D’autant que le public y est réceptif. Au sein du parti, la part des plus modérés et donc de ceux qui pourraient pousser les républicains à abandonner le trumpisme ne cesse de se réduire. Tant et si bien que Rick Wilson, l’un des co-fondateurs du “Lincoln Project” (un lobby républicain qui s’oppose justement à Donald Trump), estime aujourd’hui qu’il “n’existe plus de parti républicain modéré” et qu’il sera “politiquement et mentalement” impossible de purger l’héritage de Trump des instances.

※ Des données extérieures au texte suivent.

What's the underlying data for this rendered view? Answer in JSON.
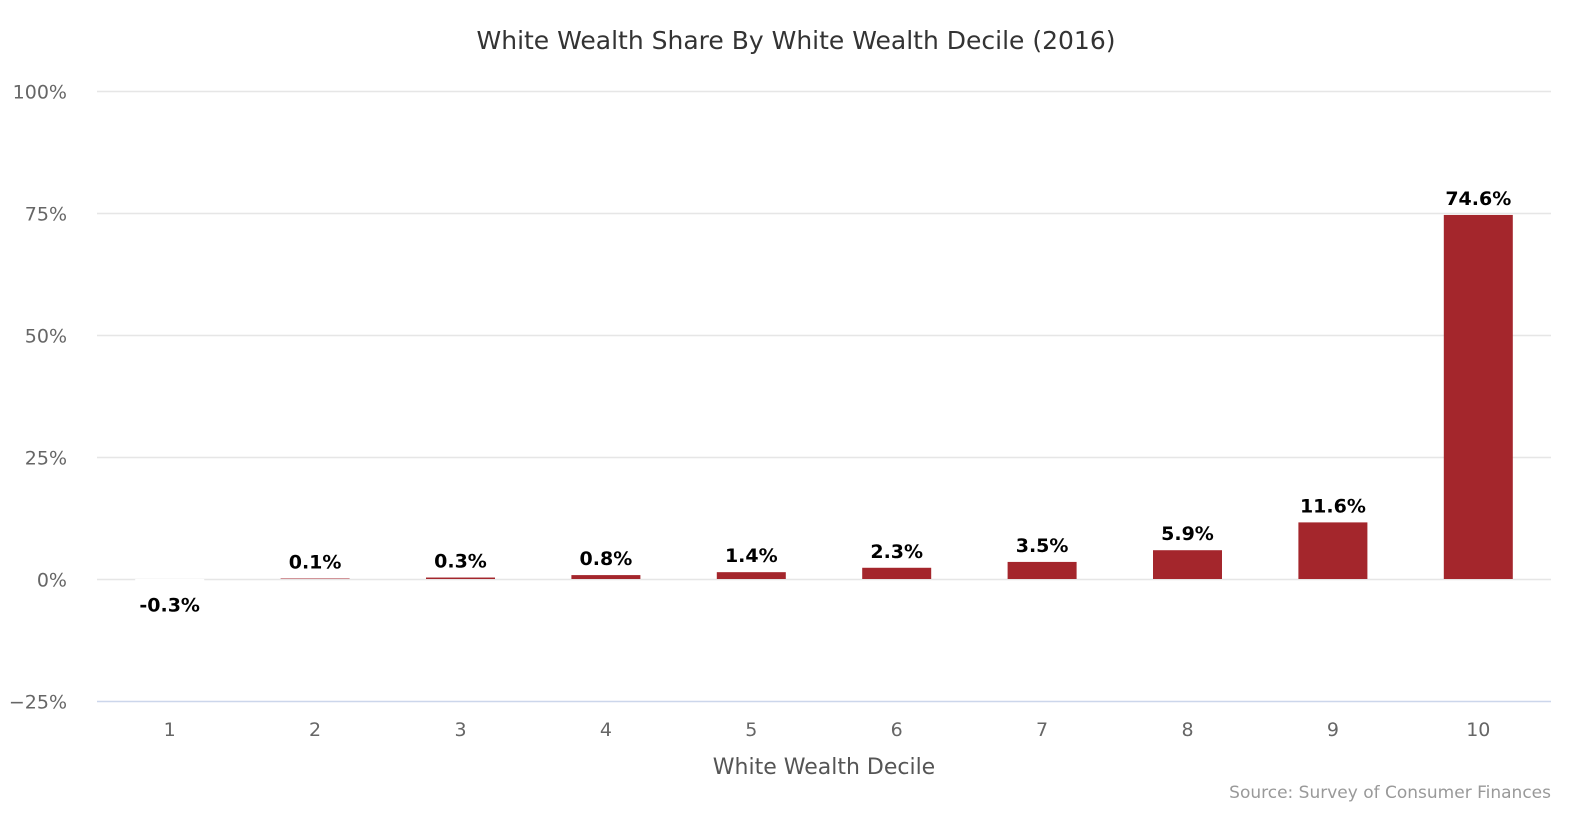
{
  "chart_data": {
    "type": "bar",
    "title": "White Wealth Share By White Wealth Decile (2016)",
    "xlabel": "White Wealth Decile",
    "ylabel": "",
    "categories": [
      "1",
      "2",
      "3",
      "4",
      "5",
      "6",
      "7",
      "8",
      "9",
      "10"
    ],
    "values": [
      -0.3,
      0.1,
      0.3,
      0.8,
      1.4,
      2.3,
      3.5,
      5.9,
      11.6,
      74.6
    ],
    "data_labels": [
      "-0.3%",
      "0.1%",
      "0.3%",
      "0.8%",
      "1.4%",
      "2.3%",
      "3.5%",
      "5.9%",
      "11.6%",
      "74.6%"
    ],
    "y_ticks": [
      100,
      75,
      50,
      25,
      0,
      -25
    ],
    "y_tick_labels": [
      "100%",
      "75%",
      "50%",
      "25%",
      "0%",
      "−25%"
    ],
    "ylim": [
      -25,
      100
    ],
    "grid": true,
    "legend": "none",
    "bar_color": "#a4262c",
    "source": "Source: Survey of Consumer Finances"
  }
}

En effet, on observe aisément que les figures montantes favorables à Trump sont celles qui ont pu émerger ces dernières années au sein du parti. En revanche, ceux qui s’opposaient au président ont tous disparu: Justin Amash, qui était élu dans le Michigan a quitté le parti, Will Hurd, du Texas, prend sa retraite à même pas 45 ans, l’élu de Caroline du Sud Mark Sanford a perdu une primaire contre un candidat trumpiste après avoir eu des mots contre le président, comme sa collègue de l’Utah Mia Love, qui a été vaincue par un démocrate dans une circonscription pourtant favorable après avoir émis des critiques sur le locataire de la Maison Blanche, l’ancien candidat à la primaire républicaine John Kasich a décidé de soutenir Biden. Et ainsi de suite.

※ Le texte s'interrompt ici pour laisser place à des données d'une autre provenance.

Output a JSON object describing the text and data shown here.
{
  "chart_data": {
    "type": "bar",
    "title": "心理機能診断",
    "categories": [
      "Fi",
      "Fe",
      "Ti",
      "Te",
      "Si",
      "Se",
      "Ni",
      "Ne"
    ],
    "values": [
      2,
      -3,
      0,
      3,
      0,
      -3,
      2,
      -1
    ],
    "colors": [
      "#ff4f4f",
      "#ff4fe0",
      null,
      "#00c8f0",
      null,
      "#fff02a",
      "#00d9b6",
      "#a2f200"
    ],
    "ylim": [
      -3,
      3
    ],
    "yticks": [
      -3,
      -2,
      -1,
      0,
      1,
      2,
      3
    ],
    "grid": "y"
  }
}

D’ailleurs, les dix républicains qui ont soutenu la seconde procédure de destitution contre Donald Trump ont tous été ciblés par leurs collègues. Appels à la démission, désaveu public de la part des leaders du parti, lettres ouvertes au napalm pour dénoncer leur manque de loyauté... tous ont été sévèrement pris à partie par la masse des républicains pro-Trump. Bien plus violemment à ce propos que n’importe quel démocrate.

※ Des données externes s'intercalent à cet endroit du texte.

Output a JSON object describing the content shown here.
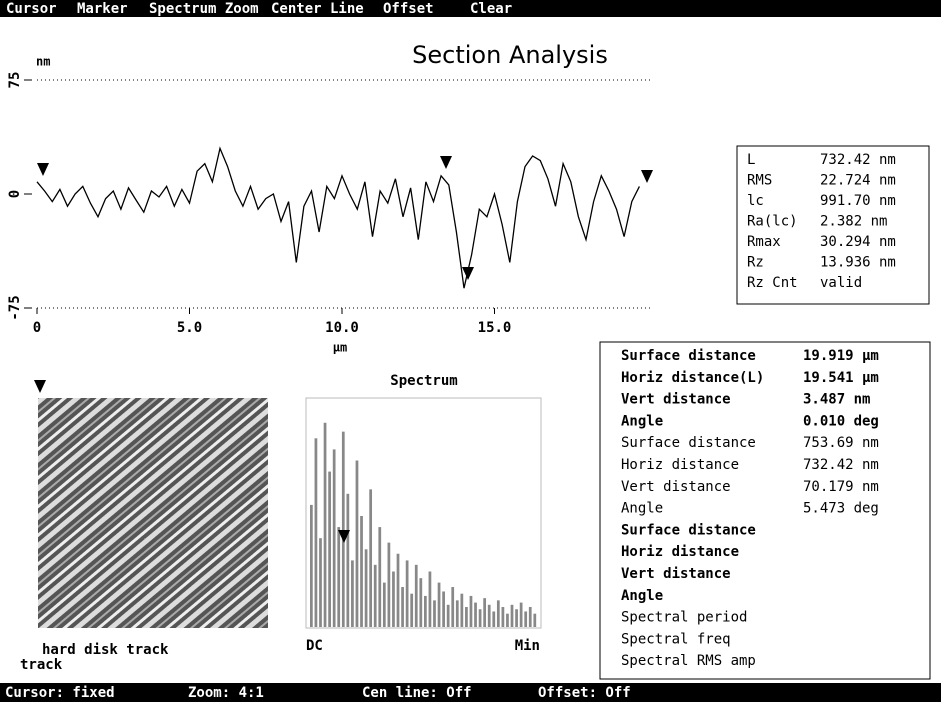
{
  "menu": [
    "Cursor",
    "Marker",
    "Spectrum Zoom",
    "Center Line",
    "Offset",
    "Clear"
  ],
  "title": "Section Analysis",
  "chart_data": [
    {
      "type": "line",
      "y_unit": "nm",
      "x_unit": "µm",
      "color": "#000000",
      "x": [
        0,
        0.25,
        0.5,
        0.75,
        1,
        1.25,
        1.5,
        1.75,
        2,
        2.25,
        2.5,
        2.75,
        3,
        3.25,
        3.5,
        3.75,
        4,
        4.25,
        4.5,
        4.75,
        5,
        5.25,
        5.5,
        5.75,
        6,
        6.25,
        6.5,
        6.75,
        7,
        7.25,
        7.5,
        7.75,
        8,
        8.25,
        8.5,
        8.75,
        9,
        9.25,
        9.5,
        9.75,
        10,
        10.25,
        10.5,
        10.75,
        11,
        11.25,
        11.5,
        11.75,
        12,
        12.25,
        12.5,
        12.75,
        13,
        13.25,
        13.5,
        13.75,
        14,
        14.25,
        14.5,
        14.75,
        15,
        15.25,
        15.5,
        15.75,
        16,
        16.25,
        16.5,
        16.75,
        17,
        17.25,
        17.5,
        17.75,
        18,
        18.25,
        18.5,
        18.75,
        19,
        19.25,
        19.5,
        19.75
      ],
      "values": [
        8,
        2,
        -5,
        3,
        -8,
        0,
        5,
        -6,
        -15,
        -3,
        2,
        -10,
        4,
        -4,
        -12,
        2,
        -2,
        5,
        -8,
        3,
        -6,
        15,
        20,
        8,
        30,
        18,
        2,
        -8,
        5,
        -10,
        -3,
        0,
        -18,
        -5,
        -45,
        -8,
        2,
        -25,
        5,
        -3,
        12,
        0,
        -10,
        8,
        -28,
        2,
        -6,
        10,
        -15,
        4,
        -30,
        8,
        -5,
        12,
        6,
        -25,
        -62,
        -40,
        -10,
        -15,
        0,
        -20,
        -45,
        -5,
        18,
        25,
        22,
        10,
        -8,
        20,
        8,
        -15,
        -30,
        -5,
        12,
        2,
        -10,
        -28,
        -5,
        5
      ],
      "xlim": [
        0,
        20
      ],
      "ylim": [
        -75,
        75
      ],
      "xticks": [
        0,
        {
          "value": 5,
          "label": "5.0"
        },
        {
          "value": 10,
          "label": "10.0"
        },
        {
          "value": 15,
          "label": "15.0"
        }
      ],
      "yticks": [
        -75,
        0,
        75
      ]
    },
    {
      "type": "bar",
      "title": "Spectrum",
      "color": "#888888",
      "xlabels": [
        "DC",
        "Min"
      ],
      "ylim": [
        0,
        100
      ],
      "values": [
        55,
        85,
        40,
        92,
        70,
        80,
        45,
        88,
        60,
        30,
        75,
        50,
        35,
        62,
        28,
        45,
        20,
        38,
        25,
        33,
        18,
        30,
        15,
        28,
        22,
        14,
        25,
        12,
        20,
        16,
        10,
        18,
        12,
        15,
        9,
        14,
        11,
        8,
        13,
        10,
        7,
        12,
        9,
        6,
        10,
        8,
        11,
        7,
        9,
        6
      ]
    }
  ],
  "image_caption": [
    "hard disk track",
    "track"
  ],
  "roughness": [
    [
      "L",
      "732.42 nm"
    ],
    [
      "RMS",
      "22.724 nm"
    ],
    [
      "lc",
      "991.70 nm"
    ],
    [
      "Ra(lc)",
      "2.382 nm"
    ],
    [
      "Rmax",
      "30.294 nm"
    ],
    [
      "Rz",
      "13.936 nm"
    ],
    [
      "Rz Cnt",
      "valid"
    ]
  ],
  "measurements": [
    [
      "Surface distance",
      "19.919 µm"
    ],
    [
      "Horiz distance(L)",
      "19.541 µm"
    ],
    [
      "Vert distance",
      "3.487 nm"
    ],
    [
      "Angle",
      "0.010 deg"
    ],
    [
      "Surface distance",
      "753.69 nm"
    ],
    [
      "Horiz distance",
      "732.42 nm"
    ],
    [
      "Vert distance",
      "70.179 nm"
    ],
    [
      "Angle",
      "5.473 deg"
    ],
    [
      "Surface distance"
    ],
    [
      "Horiz distance"
    ],
    [
      "Vert distance"
    ],
    [
      "Angle"
    ],
    [
      "Spectral period"
    ],
    [
      "Spectral freq"
    ],
    [
      "Spectral RMS amp"
    ]
  ],
  "status": [
    "Cursor: fixed",
    "Zoom: 4:1",
    "Cen line: Off",
    "Offset: Off"
  ]
}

Comme l’expliquait quelques semaines avant l’élection présidentielle le politologue Lee Drutman, le fonctionnement même des partis politiques a œuvré dans cette direction. Selon lui, au fur et à mesure de l’ascension puis de la présidence Trump, les républicains qui s’opposaient au président ont été évincés. Par les électeurs, par leurs rivaux en interne, par leurs propres envies de départ face à une situation où ils ne pouvaient plus peser. “Depuis 2010, tous ceux qui auraient pu être les modérés d’aujourd’hui ont soit choisi d’emprunter le chemin de Trump, soit de prendre leurs distances avec le parti. Et cette conjoncture fait qu’aujourd’hui, la machine qu’est le parti républicain ne peut qu’aller vers plus de confrontation avec ses adversaires, vers plus de Trumpisme.” Il concluait ainsi: “Et ce même si Trump n’est plus aux commandes.” Ce que l’intéressé a confirmé quelques minutes avant l’envahissement du Capitole, lançant à ses supporters “We’re just getting started” (“Ce n’est que le début” en français). Tout un programme.